Commercial kitchens are the number one root cause of restaurant fires. Protecting your building from kitchen fires will protect you, your employees, your customers, your property, and help reduce the potential of loss of business.
Sprinkler and fire detection systems
If your building is equipped with a sprinkler system, the sprinkler system should be maintained and serviced on an annual basis by a certified sprinkler contractor. If your business is a tenant in a mall, strip mall, or multi-tenant building, it is the building owner’s responsibility to ensure the sprinkler system is serviced annually. If your building does not have a sprinkler system or is not required to have one, fire detection systems and smoke detection systems should be installed and properly maintained.
Portable fire extinguishers should be properly located along the means of egress adequately throughout the restaurant facility. There are five classes of fire extinguishers:
- Class A: Ordinary combustibles
- Class B: Flammable liquids
- Class C: Energized electrical equipment
- Class D: Combustible metals
- Class K: Cooking media
A class K fire extinguisher should be placed in an easily accessible location in the kitchen.
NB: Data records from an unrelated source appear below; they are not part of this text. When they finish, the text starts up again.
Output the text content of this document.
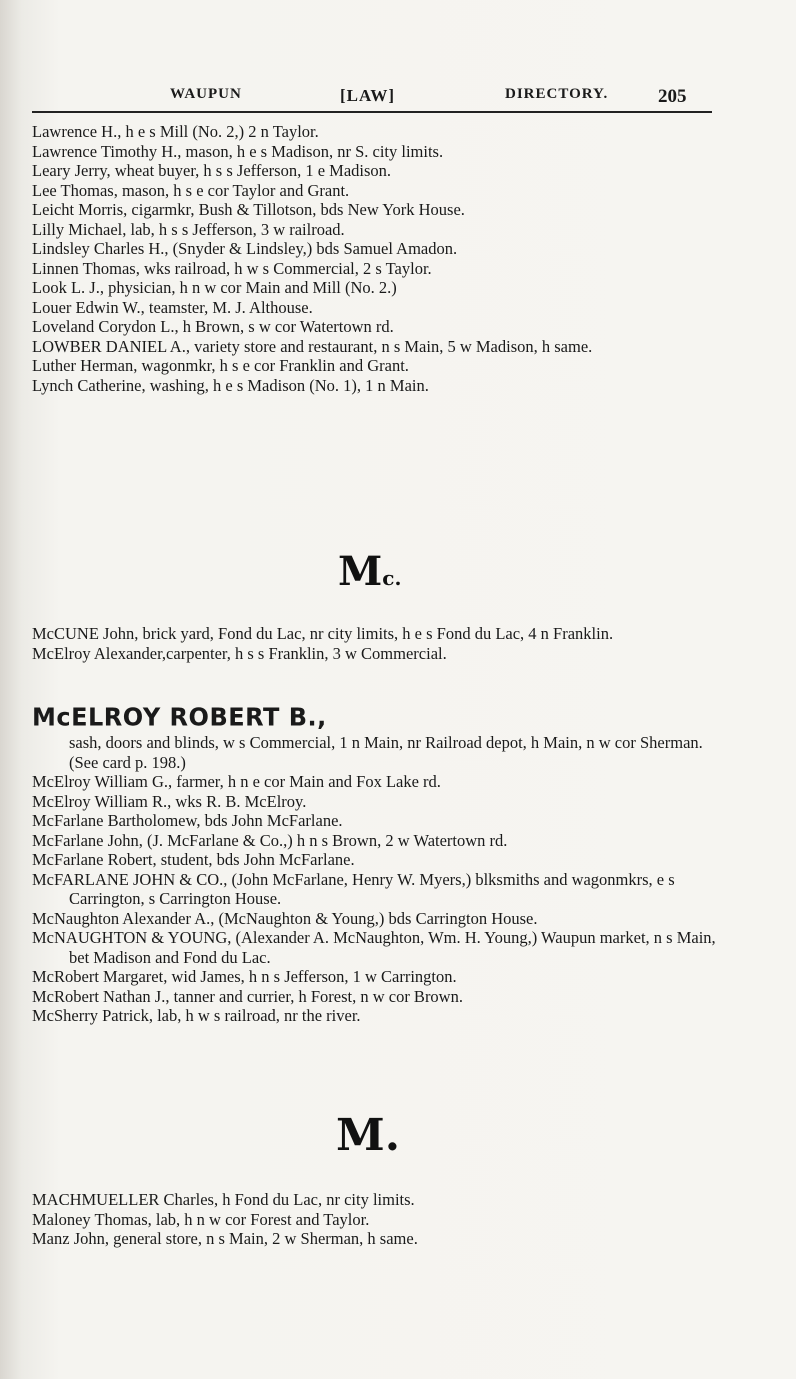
WAUPUN	[LAW]	DIRECTORY.	205

Lawrence H., h e s Mill (No. 2,) 2 n Taylor.

Lawrence Timothy H., mason, h e s Madison, nr S. city limits.

Leary Jerry, wheat buyer, h s s Jefferson, 1 e Madison.

Lee Thomas, mason, h s e cor Taylor and Grant.

Leicht Morris, cigarmkr, Bush & Tillotson, bds New York House.

Lilly Michael, lab, h s s Jefferson, 3 w railroad.

Lindsley Charles H., (Snyder & Lindsley,) bds Samuel Amadon.

Linnen Thomas, wks railroad, h w s Commercial, 2 s Taylor.

Look L. J., physician, h n w cor Main and Mill (No. 2.)

Louer Edwin W., teamster, M. J. Althouse.

Loveland Corydon L., h Brown, s w cor Watertown rd.

LOWBER DANIEL A., variety store and restaurant, n s Main, 5 w Madison, h same.

Luther Herman, wagonmkr, h s e cor Franklin and Grant.

Lynch Catherine, washing, h e s Madison (No. 1), 1 n Main.

Mc.

McCUNE John, brick yard, Fond du Lac, nr city limits, h e s Fond du Lac, 4 n Franklin.

McElroy Alexander,carpenter, h s s Franklin, 3 w Commercial.

McELROY ROBERT B.,

sash, doors and blinds, w s Commercial, 1 n Main, nr Railroad depot, h Main, n w cor Sherman. (See card p. 198.)

McElroy William G., farmer, h n e cor Main and Fox Lake rd.

McElroy William R., wks R. B. McElroy.

McFarlane Bartholomew, bds John McFarlane.

McFarlane John, (J. McFarlane & Co.,) h n s Brown, 2 w Watertown rd.

McFarlane Robert, student, bds John McFarlane.

McFARLANE JOHN & CO., (John McFarlane, Henry W. Myers,) blksmiths and wagonmkrs, e s Carrington, s Carrington House.

McNaughton Alexander A., (McNaughton & Young,) bds Carrington House.

McNAUGHTON & YOUNG, (Alexander A. McNaughton, Wm. H. Young,) Waupun market, n s Main, bet Madison and Fond du Lac.

McRobert Margaret, wid James, h n s Jefferson, 1 w Carrington.

McRobert Nathan J., tanner and currier, h Forest, n w cor Brown.

McSherry Patrick, lab, h w s railroad, nr the river.

M.

MACHMUELLER Charles, h Fond du Lac, nr city limits.

Maloney Thomas, lab, h n w cor Forest and Taylor.

Manz John, general store, n s Main, 2 w Sherman, h same.
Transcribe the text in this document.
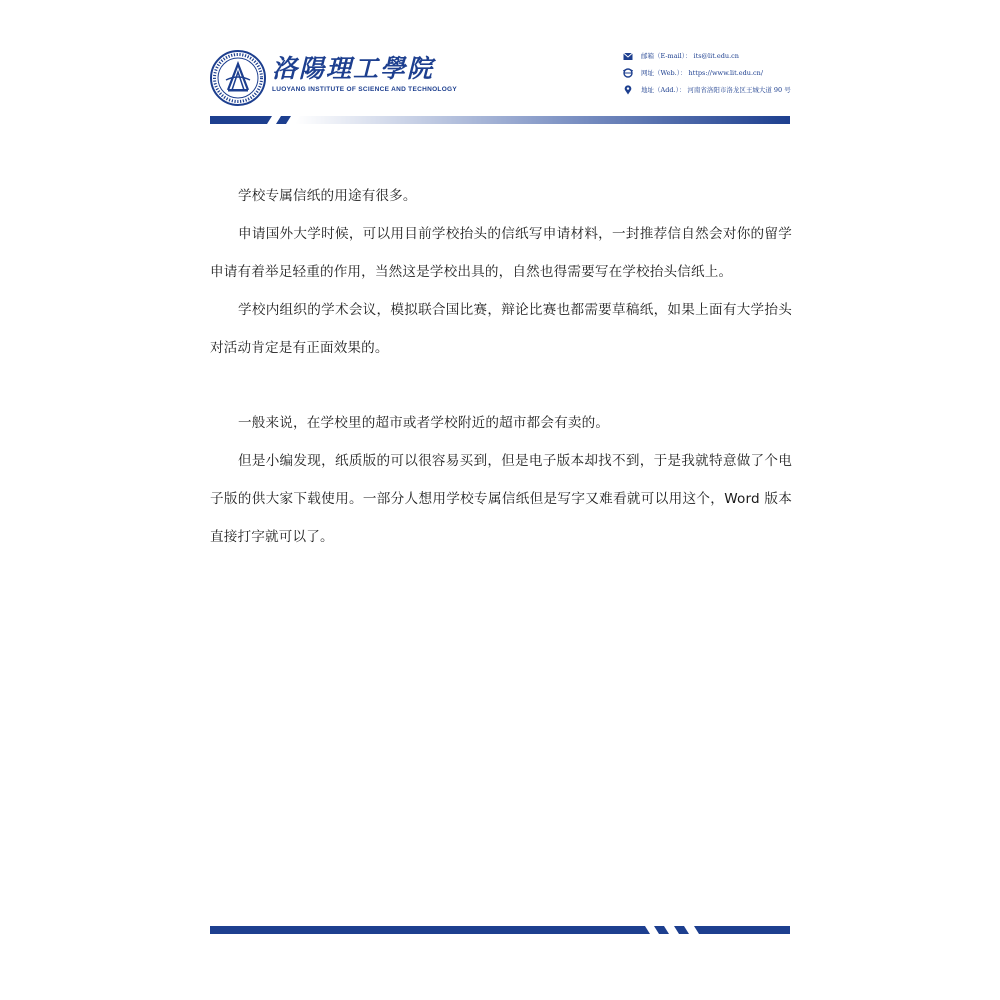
洛陽理工學院
LUOYANG INSTITUTE OF SCIENCE AND TECHNOLOGY
邮箱（E-mail）： its@lit.edu.cn
网址（Web.）： https://www.lit.edu.cn/
地址（Add.）： 河南省洛阳市洛龙区王城大道 90 号

学校专属信纸的用途有很多。

申请国外大学时候，可以用目前学校抬头的信纸写申请材料，一封推荐信自然会对你的留学申请有着举足轻重的作用，当然这是学校出具的，自然也得需要写在学校抬头信纸上。

学校内组织的学术会议，模拟联合国比赛，辩论比赛也都需要草稿纸，如果上面有大学抬头对活动肯定是有正面效果的。

一般来说，在学校里的超市或者学校附近的超市都会有卖的。

但是小编发现，纸质版的可以很容易买到，但是电子版本却找不到，于是我就特意做了个电子版的供大家下载使用。一部分人想用学校专属信纸但是写字又难看就可以用这个，Word 版本直接打字就可以了。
NEVER use a class A, B, or C fire extinguisher on a kitchen fire – the dry chemicals used by these classes of fire extinguishers are unable to sufficiently cool down the cooking oils and grease to prevent them from reigniting.
Fire extinguishers should be serviced and maintained annually by a certified fire extinguishing company. A service tag with the month and date should be placed on fire extinguishers, as well as reviewed and checked-off monthly by the kitchen staff.
Hood exhaust systems and other commercial cooking equipment
Cooking equipment in restaurants produce grease-laden vapors, which are drawn up and into the hood exhaust by a fan. This grease residue can accumulate quickly and increase the chances of a kitchen fire spreading beyond control.
The hood exhaust system needs to be maintained regularly to help avoid a large scale fire in your kitchen. Below is the inspection schedule recommend by the National Fire Protection Association (NFPA).
- Inspect monthly: Systems serving solid fuel cooking operations
- Inspect quarterly: Systems serving high-volume cooking operations, such as 24-hour cooking, charbroiling, or wok cooking
- Inspect semiannually: Systems serving moderate-volume cooking operations
- Inspect annually: Systems serving low-volume cooking operations, such as churches, day camps, seasonal businesses, or senior centers
Additional safety tips to protect your restaurant include:
- Hood fire suppression systems should be UL 300 listed type systems, and a wet chemical suppression agent should be used
- Hood fire suppression nozzles should be placed over each cooking appliance
- Hood fire suppression nozzle caps should be secured on the nozzles to help reduce grease build-up as this can block the nozzles from dispersing the agent in the event of a fire
- Kitchen fire suppression systems should be cleaned regularly by a qualified servicing contractor and inspected annually by a fire suppression contractor
- Cleaning the kitchen baffle filters at a minimum of every week
- Mesh filters should be replaced with baffle style filters as mesh filters are prone to grease build-up
- Keeping a 16” clearance, or an 8” baffle, between grease-producing equipment and open flames (i.e. deep fat fryers and burners)
- The equipment’s service/maintenance certificates should be displayed in the kitchen to show the most recent date of the inspection and cleaning
- Lights should be protected with fire-proof globes
- All employees should be properly trained on the safety procedures when working around cooking and grease-producing equipment
For more information, the standard for Fire Protection and Commercial Cooking Operations can be found under NFPA 96.
Is your restaurant safe?
Use these questions to help identify possible safety risks in your commercial kitchen.
- Is there an evacuation plan in place?
- Are employees properly trained on procedures and kitchen safety?
- Do employees know where the pull station is for the suppression system?
- Are exits properly marked?
Following the guidelines above and developing a safety plan will help protect your customers, your employees, your business, and your property.